Исключительный случай настал.
Анкл выбрался из воды на каменный пятачок перед лестницей и устало огляделся вокруг. Неширокие гранитные ступени вели вверх, освещаемые самозажигающимися факелами, стоило только кому-нибудь оказаться поблизости. Два ближних к магу уже вспыхнули, но остальные еще не зажглись, и окончание подъема терялось в темноте.

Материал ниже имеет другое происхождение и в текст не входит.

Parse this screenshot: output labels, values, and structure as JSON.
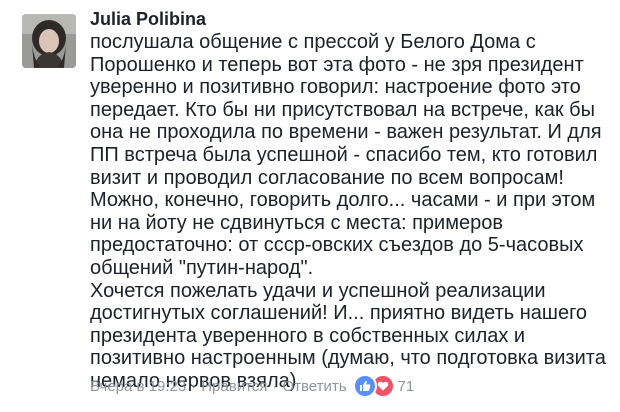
{
  "comment": {
    "author": "Julia Polibina",
    "lines": [
      "послушала общение с прессой у Белого Дома с",
      "Порошенко и теперь вот эта фото - не зря президент",
      "уверенно и позитивно говорил: настроение фото это",
      "передает. Кто бы ни присутствовал на встрече, как бы",
      "она не проходила по времени - важен результат. И для",
      "ПП встреча была успешной - спасибо тем, кто готовил",
      "визит и проводил согласование по всем вопросам!",
      "Можно, конечно, говорить долго... часами - и при этом",
      "ни на йоту не сдвинуться с места: примеров",
      "предостаточно: от ссср-овских съездов до 5-часовых",
      "общений \"путин-народ\".",
      "Хочется пожелать удачи и успешной реализации",
      "достигнутых соглашений! И... приятно видеть нашего",
      "президента уверенного в собственных силах и",
      "позитивно настроенным (думаю, что подготовка визита",
      "немало нервов взяла)"
    ]
  },
  "meta": {
    "timestamp": "Вчера в 19:23",
    "separator": "·",
    "like_label": "Нравится",
    "reply_label": "Ответить",
    "reaction_count": "71"
  },
  "colors": {
    "text": "#1d2129",
    "meta": "#90949c",
    "like_reaction": "#5890ff",
    "love_reaction": "#f25268"
  },
  "icons": {
    "avatar": "profile-photo",
    "like": "thumbs-up-icon",
    "love": "heart-icon"
  }
}
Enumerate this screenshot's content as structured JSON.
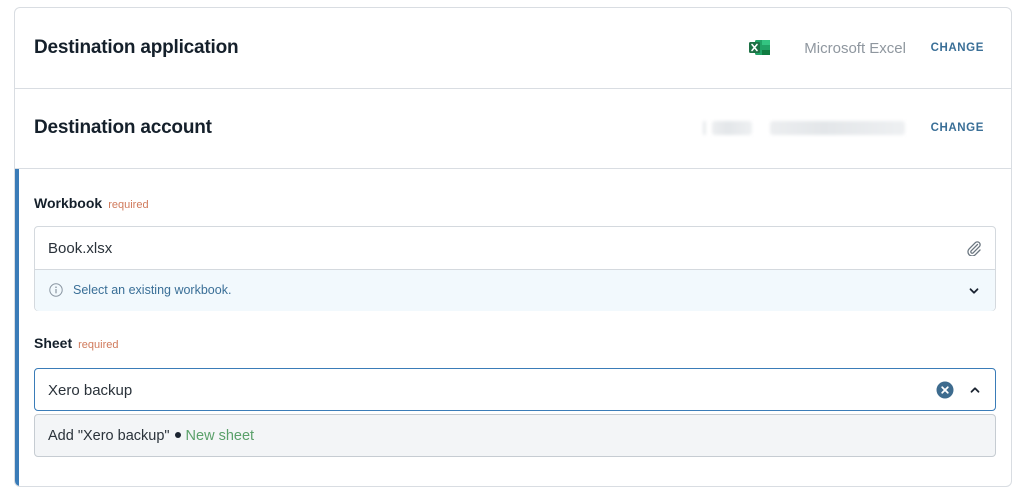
{
  "destination_application": {
    "title": "Destination application",
    "app_name": "Microsoft Excel",
    "change_label": "CHANGE",
    "icon": "excel-icon"
  },
  "destination_account": {
    "title": "Destination account",
    "change_label": "CHANGE"
  },
  "workbook": {
    "label": "Workbook",
    "required_label": "required",
    "value": "Book.xlsx",
    "hint": "Select an existing workbook."
  },
  "sheet": {
    "label": "Sheet",
    "required_label": "required",
    "value": "Xero backup",
    "option_add": "Add \"Xero backup\"",
    "option_tag": "New sheet"
  },
  "colors": {
    "accent": "#3a7cb8",
    "link": "#3a6f97",
    "required": "#d07a5b",
    "new_tag": "#5aa06a",
    "excel_green": "#1e7145"
  }
}
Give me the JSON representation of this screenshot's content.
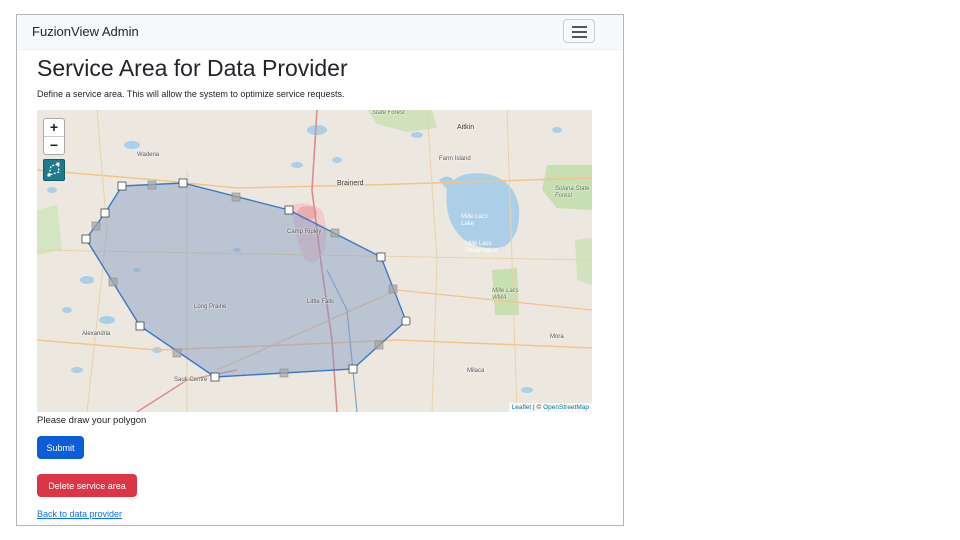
{
  "navbar": {
    "brand": "FuzionView Admin",
    "menu_icon": "hamburger-icon"
  },
  "page": {
    "title": "Service Area for Data Provider",
    "lead": "Define a service area. This will allow the system to optimize service requests.",
    "hint": "Please draw your polygon"
  },
  "map": {
    "zoom_in": "+",
    "zoom_out": "−",
    "draw_icon": "polygon-draw-icon",
    "attribution_leaflet": "Leaflet",
    "attribution_sep": " | © ",
    "attribution_osm": "OpenStreetMap",
    "labels": {
      "state_forest": "State Forest",
      "aitkin": "Aitkin",
      "wadena": "Wadena",
      "farm_island": "Farm Island",
      "brainerd": "Brainerd",
      "solana": "Solana State Forest",
      "mille_lacs_lake": "Mille Lacs Lake",
      "camp_ripley": "Camp Ripley",
      "mille_lacs_reservation": "Mille Lacs Reservation",
      "mille_lacs_wma": "Mille Lacs WMA",
      "long_prairie": "Long Prairie",
      "little_falls": "Little Falls",
      "alexandria": "Alexandria",
      "mora": "Mora",
      "sauk_centre": "Sauk Centre",
      "milaca": "Milaca"
    },
    "colors": {
      "polygon_stroke": "#3a78c2",
      "polygon_fill": "#7f9ac4",
      "lake": "#a8cde3",
      "forest": "#c8dfb1"
    }
  },
  "buttons": {
    "submit": "Submit",
    "delete": "Delete service area"
  },
  "links": {
    "back": "Back to data provider"
  },
  "colors": {
    "primary": "#0b5ed7",
    "danger": "#dc3545",
    "link": "#0d6efd"
  }
}
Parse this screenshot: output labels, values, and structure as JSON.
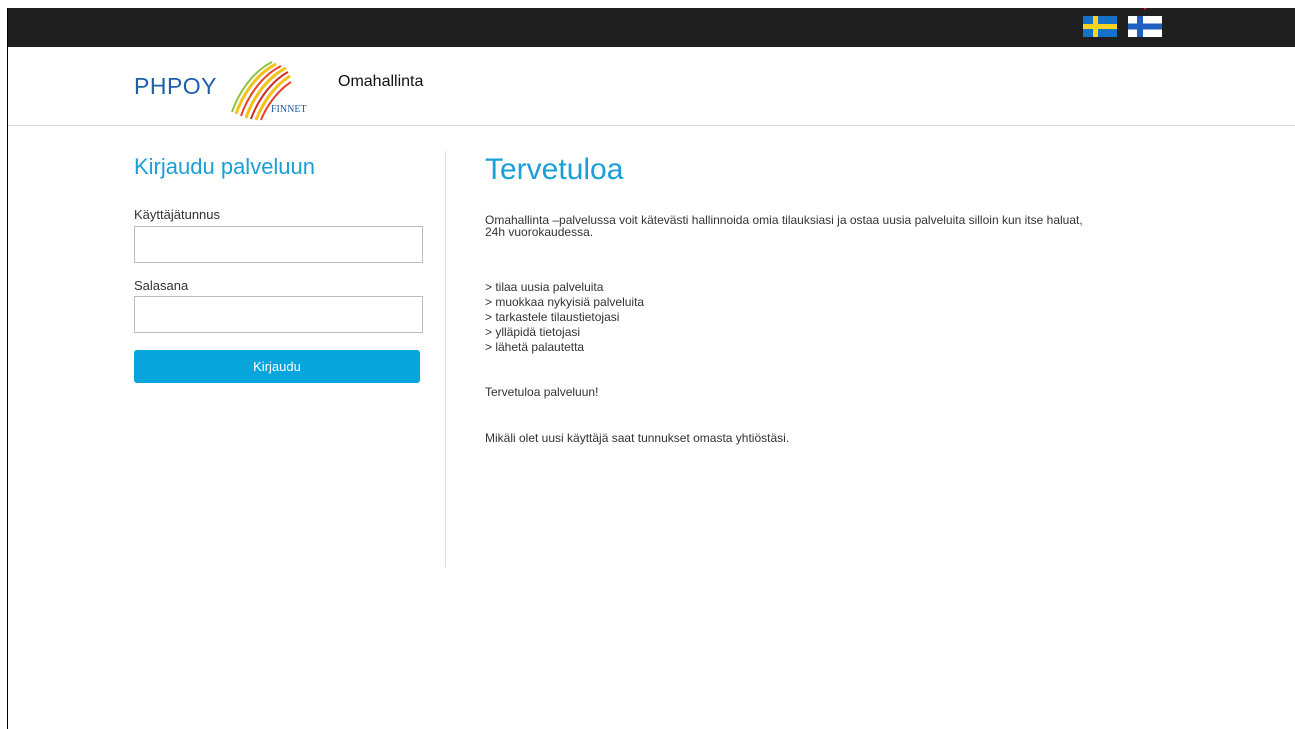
{
  "header": {
    "brand": "PHPOY",
    "brand_sub": "FINNET",
    "app_name": "Omahallinta"
  },
  "languages": [
    {
      "code": "sv",
      "icon": "sweden-flag-icon"
    },
    {
      "code": "fi",
      "icon": "finland-flag-icon"
    }
  ],
  "login": {
    "title": "Kirjaudu palveluun",
    "username_label": "Käyttäjätunnus",
    "username_value": "",
    "password_label": "Salasana",
    "password_value": "",
    "submit_label": "Kirjaudu"
  },
  "welcome": {
    "title": "Tervetuloa",
    "intro": "Omahallinta –palvelussa voit kätevästi hallinnoida omia tilauksiasi ja ostaa uusia palveluita silloin kun itse haluat, 24h vuorokaudessa.",
    "features": [
      "> tilaa uusia palveluita",
      "> muokkaa nykyisiä palveluita",
      "> tarkastele tilaustietojasi",
      "> ylläpidä tietojasi",
      "> lähetä palautetta"
    ],
    "greeting": "Tervetuloa palveluun!",
    "new_user_note": "Mikäli olet uusi käyttäjä saat tunnukset omasta yhtiöstäsi."
  },
  "colors": {
    "accent": "#1aa0d6",
    "button": "#06a6dc",
    "topbar": "#1f1f1f",
    "brand": "#1f5ea8",
    "marker": "#e02020"
  }
}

Неторопливо, без суеты волшебник двинулся вперед. Факелы и на самом деле зажигались один за другим по мере приближения к ним дэра. А его, казалось бы, осторожные шаги всё равно производили нежелательный шум, который под тесными сводами метался отраженным эхом, сильно нервирующим посреди тревожно-безмолвной тишины.
Маг глубоко вздохнул, покрепче сжал трость в руке, выставив ее острый кончик подобно шпаге далеко перед собой, и стремительно преодолел последние ступени, готовый почти к любым неожиданностям. Внутренние Стражи Запрета наверняка не шибко жалуют посетителей, и потому от них можно ожидать любую пакость и подлянку. Да всё, что угодно!
Но только не то, что предстало у него перед глазами. Вот такого Анкл точно не ожидал.